Bülten açıklandı, mülakatlar dağıtıldı ama sonuç çok büyük bir hüsrandı.
Sonra yine Polyana’lar türedi.
(Gelecekteki arkadaşlara notumdur, bunu kendinize yapmayın.)
“2. Mail dağıtımı yapılacak. Geçen sene yapılmış yine yapılacakmış” blaa blaa blaaaa…
Tabi ki yapılmadı. 24 Mayısa kadar bekledim ve gelen giden olmayınca 27 Mayıs günü için Kolombiya’ya gidiş-dönüş biletimi aldım.
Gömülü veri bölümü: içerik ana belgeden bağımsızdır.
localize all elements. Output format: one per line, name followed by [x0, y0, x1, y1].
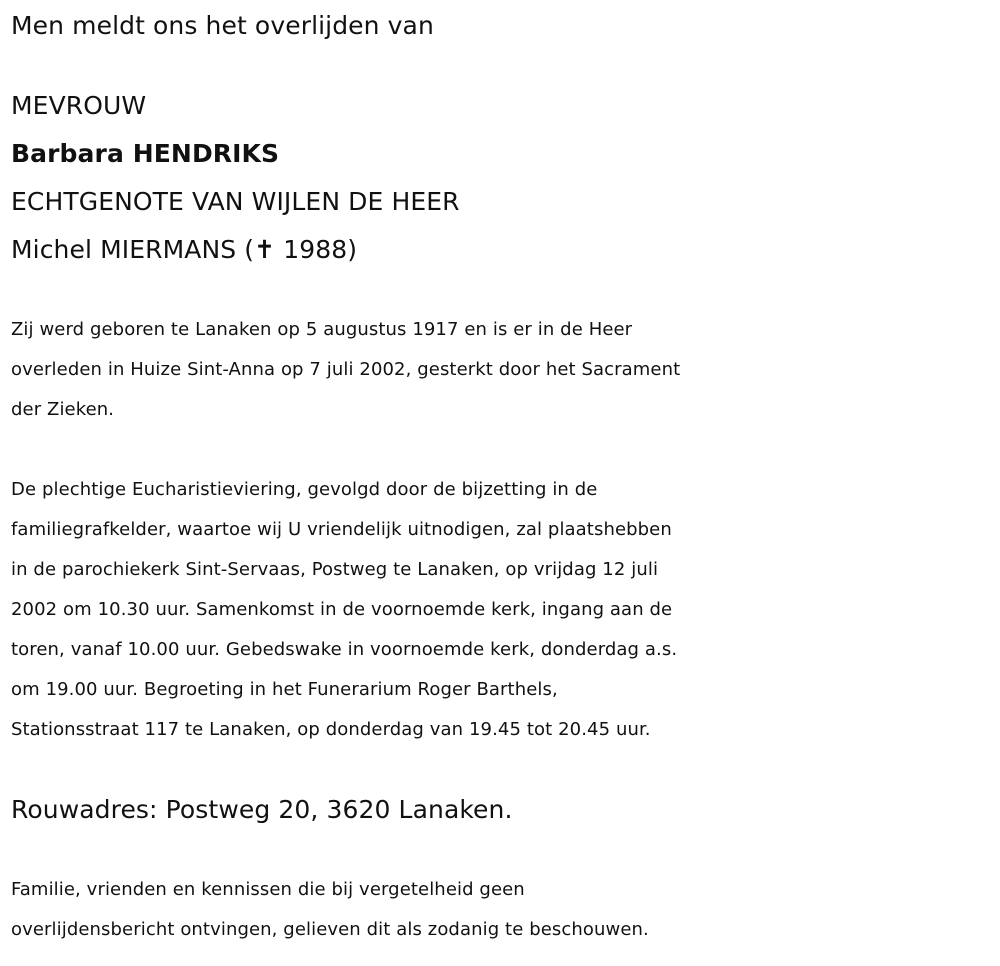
- paragraph-line: om 19.00 uur. Begroeting in het Funerarium Roger Barthels,: [11, 679, 558, 700]
- paragraph-line: 2002 om 10.30 uur. Samenkomst in de voornoemde kerk, ingang aan de: [11, 599, 673, 620]
- paragraph-line: Stationsstraat 117 te Lanaken, op donderdag van 19.45 tot 20.45 uur.: [11, 719, 651, 740]
- paragraph-line: familiegrafkelder, waartoe wij U vriendelijk uitnodigen, zal plaatshebben: [11, 519, 672, 540]
- deceased-name: Barbara HENDRIKS: [11, 139, 280, 168]
- ceremony-paragraph: [11, 470, 996, 750]
- closing-paragraph: [11, 870, 996, 950]
- paragraph-line: overleden in Huize Sint-Anna op 7 juli 2002, gesterkt door het Sacrament: [11, 359, 681, 380]
- spouse-line: Michel MIERMANS (✝ 1988): [11, 235, 358, 264]
- intro-line: Men meldt ons het overlijden van: [11, 11, 434, 40]
- paragraph-line: De plechtige Eucharistieviering, gevolgd door de bijzetting in de: [11, 479, 598, 500]
- relation-line: ECHTGENOTE VAN WIJLEN DE HEER: [11, 187, 460, 216]
- paragraph-line: Familie, vrienden en kennissen die bij vergetelheid geen: [11, 879, 525, 900]
- paragraph-line: overlijdensbericht ontvingen, gelieven dit als zodanig te beschouwen.: [11, 919, 649, 940]
- birth-death-paragraph: [11, 310, 996, 430]
- mourning-address: Rouwadres: Postweg 20, 3620 Lanaken.: [11, 795, 513, 824]
- paragraph-line: Zij werd geboren te Lanaken op 5 augustus 1917 en is er in de Heer: [11, 319, 633, 340]
- honorific: MEVROUW: [11, 91, 147, 120]
- paragraph-line: toren, vanaf 10.00 uur. Gebedswake in voornoemde kerk, donderdag a.s.: [11, 639, 678, 660]
- paragraph-line: in de parochiekerk Sint-Servaas, Postweg te Lanaken, op vrijdag 12 juli: [11, 559, 659, 580]
- paragraph-line: der Zieken.: [11, 399, 115, 420]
Yine çok uzatmayayım, feciii dramatik bir şekilde çocuklarımdan ayrıldım ve havaalanına gittim. Bilen bilir, uçağa alınmadım.
Pasaportum yeniydi ve son 5 yılda hiç uçuşum yoktu. Her ne kadar pandemi vardı, çocuklarım oldu vs vs desemde sonuç olarak uçuşa alınmadım.
O an yıkılmıştım ama çocuklardan bu kadar zor ayrılmışken elim boş bir şekilde asla eve dönmek istemiyordum.
Aklıma daha önce B planını yaptığım Özbekistan’daki meslektaşım geldi. Havaalanında kendisini arayıp durumu anlattım.
Kendi şirketinde gönüllü olarak çalışabileceğimi ve bu şekilde 1 hafta içinde bana vize ve oturum alabileceğini söyledi.
Bunu hemen kabul ettim ve Özbekistan’a hazırlanmak üzere eve döndüm.
Hızlı vizeye başvurduk ve 3 günde 1 yıllık vizem çıktı. Özbekistan’a gittim ve eşyalı bir ev tuttum. 3 gün sonra da 6 aylık oturumumu aldım.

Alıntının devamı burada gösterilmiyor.